Top hats, fedoras, bowlers, flannel hats, wool hats, leather hats, and fur-lined hats line the shelves of Goorin Bros. Hat Shop in Park Slope. Antique-looking hatboxes line the store’s perimeter. Relics are tucked between displays – an old-fashioned camera, a typewriter, wooden bowling pins, and magnifying glasses. Two old barbershop chairs sit next to the cash register counter. Phonograph horns have been repurposed into lampshades. I walk by a teenage boy who turns to his mother and asks, “Where are the monocles?”
I’m wondering what I’ve stumbled upon on this Saturday night. Even in Brooklyn, where there is a niche for everything – in fact, the shop sits next to a pressed sandwich place and down the street from a craft beer seller – I find it hard to imagine the survival of an old-fashioned hat shop.
How many fedoras do Brooklynites need?
And why are so many people here buying them?
Because by eight o’clock the shop on 5th Avenue is jammed with people of all ages. In the store’s back corner, a woman tries on a bowler hat for her husband and teenage son.
“You look old,” says the son, deadpan.
I hear a middle-aged woman say to her companion, “I’m gonna get two. I never find hats that look good on me.” A tall, well-built man stares at his reflection. He has tried on what the shop calls a “Gatsby hat,” and he smiles as he says to his mirror image, “may I have some porridge?” Near the front door, a boy no more than four feet tall replaces his flat-brimmed Florida Marlins baseball cap with a fedora that’s a few sizes too large.
I can’t help myself; all I want to do is try on hats, but I can’t seem to find one that looks good on me. Once the shopkeeper helps a tall, young woman to find the right size of a hat that makes her look like a 1920’s flapper, he introduces himself to me as Alex Mroz.
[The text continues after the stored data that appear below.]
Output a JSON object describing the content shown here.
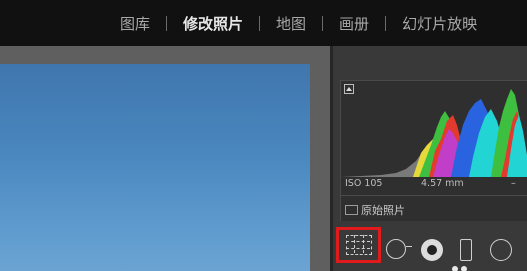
{
  "topbar": {
    "modules": [
      {
        "label": "图库",
        "active": false
      },
      {
        "label": "修改照片",
        "active": true
      },
      {
        "label": "地图",
        "active": false
      },
      {
        "label": "画册",
        "active": false
      },
      {
        "label": "幻灯片放映",
        "active": false
      }
    ]
  },
  "histogram": {
    "clipping_icon": "shadow-clipping-icon",
    "colors": {
      "red": "#e23a2e",
      "green": "#3fbf3f",
      "blue": "#2a63e0",
      "cyan": "#22d4d4",
      "yellow": "#e8d93a",
      "magenta": "#c03ec8",
      "gray": "#9a9a9a"
    }
  },
  "exif": {
    "iso": "ISO 105",
    "focal_length": "4.57 mm",
    "aperture": "–"
  },
  "original_photo": {
    "label": "原始照片"
  },
  "tools": [
    {
      "name": "crop-overlay-icon",
      "selected": true,
      "highlight_color": "#e11b1b"
    },
    {
      "name": "spot-removal-icon"
    },
    {
      "name": "red-eye-correction-icon"
    },
    {
      "name": "graduated-filter-icon"
    },
    {
      "name": "radial-filter-icon"
    }
  ]
}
He puts on a top hat and hands me a Gatsby hat with a plaid print, size small. I look at myself in the mirror, laugh at my reflection, and take the hat off. I feel like I’m playing dress up. When I pause before trying on a new hat, Mroz scolds me. “I don’t see you trying on enough hats,” he says with a smile.
So I try on more hats. I wander around the store, stopping every few feet to try on a new one. The fedora is too big and covers my eyes. The bowler floats on top of my head like a balloon. The ear-flaps of the fur-lined hat hang down to my shoulders. I fear I’m not a hat person.
Mroz insists that anyone can wear a hat, and the right one will give you confidence.
“There’s a certain kind of magic that happens here,” he tells me. “There’s something about a hat that arms someone with courage.”